🤖 AI Summary
This paper addresses the limitation of downstream-data-dependent critical layer identification in pretrained large language models (LLMs), which hinders generalizability. We propose a data-agnostic spectral analysis method—centered kernel alignment (CKA)-based feature-space evolution modeling—to locate intrinsic critical layers without any downstream task data. Our contributions are threefold: (1) We uncover a principal component mechanism underlying representation-space phase transitions aligned with semantic evolution (e.g., reasoning → conclusion); (2) We identify a universal dual pattern: critical layers exhibit both high fine-tuning sensitivity and heightened vulnerability to backdoor attacks; (3) We empirically validate cross-architectural and cross-task robustness—fine-tuning only critical layers accelerates domain adaptation convergence, while freezing them reduces backdoor attack success rates by up to 40%.
📝 Abstract
Understanding how feature representations evolve across layers in large language models (LLMs) is key to improving their interpretability and robustness.
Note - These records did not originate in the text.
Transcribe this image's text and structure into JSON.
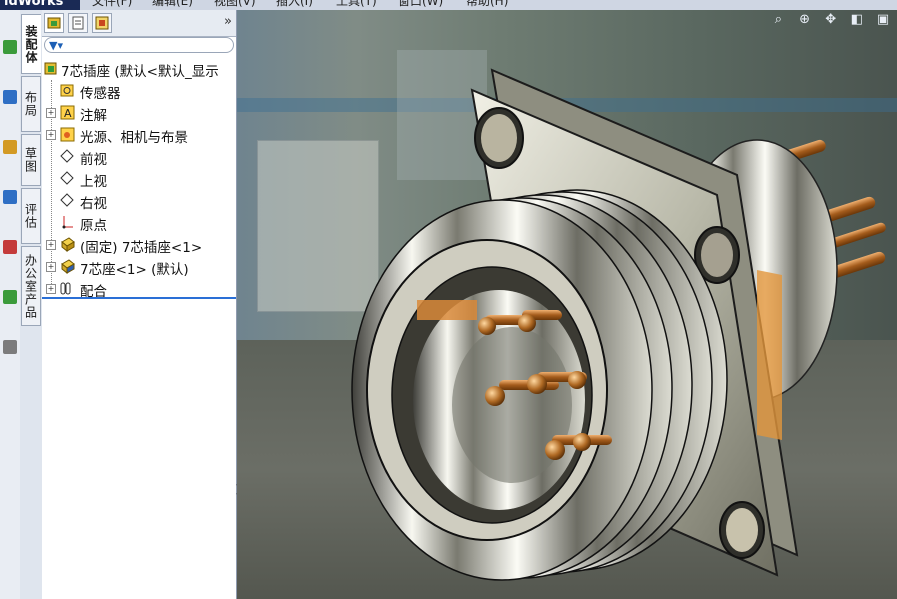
{
  "app": {
    "brand": "idWorks"
  },
  "menu": [
    "文件(F)",
    "编辑(E)",
    "视图(V)",
    "插入(I)",
    "工具(T)",
    "窗口(W)",
    "帮助(H)"
  ],
  "vertical_tabs": [
    {
      "label": "装配体"
    },
    {
      "label": "布局"
    },
    {
      "label": "草图"
    },
    {
      "label": "评估"
    },
    {
      "label": "办公室产品"
    }
  ],
  "panel": {
    "expand_glyph": "»",
    "tree": [
      {
        "label": "7芯插座  (默认<默认_显示",
        "icon": "assembly-icon"
      },
      {
        "label": "传感器",
        "icon": "sensor-icon"
      },
      {
        "label": "注解",
        "icon": "annotation-icon"
      },
      {
        "label": "光源、相机与布景",
        "icon": "lights-icon"
      },
      {
        "label": "前视",
        "icon": "plane-icon"
      },
      {
        "label": "上视",
        "icon": "plane-icon"
      },
      {
        "label": "右视",
        "icon": "plane-icon"
      },
      {
        "label": "原点",
        "icon": "origin-icon"
      },
      {
        "label": "(固定) 7芯插座<1>",
        "icon": "part-icon"
      },
      {
        "label": "7芯座<1> (默认)",
        "icon": "part-icon"
      },
      {
        "label": "配合",
        "icon": "mates-icon"
      }
    ]
  },
  "viewport_tools": [
    "zoom-fit-icon",
    "zoom-area-icon",
    "pan-icon",
    "view-orientation-icon",
    "display-style-icon"
  ]
}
While recent studies have identified critical layers linked to specific functions or behaviors, these efforts typically rely on data-dependent analyses of fine-tuned models, limiting their use to post-hoc settings. In contrast, we introduce a data-oblivious approach to identify intrinsic critical layers in pre-fine-tuned LLMs by analyzing representation dynamics via Centered Kernel Alignment(CKA). We show that layers with significant shifts in representation space are also those most affected during fine-tuning--a pattern that holds consistently across tasks for a given model. Our spectral analysis further reveals that these shifts are driven by changes in the top principal components, which encode semantic transitions from rationales to conclusions. We further apply these findings to two practical scenarios: efficient domain adaptation, where fine-tuning critical layers leads to greater loss reduction compared to non-critical layers; and backdoor defense, where freezing them reduces attack success rates by up to 40%.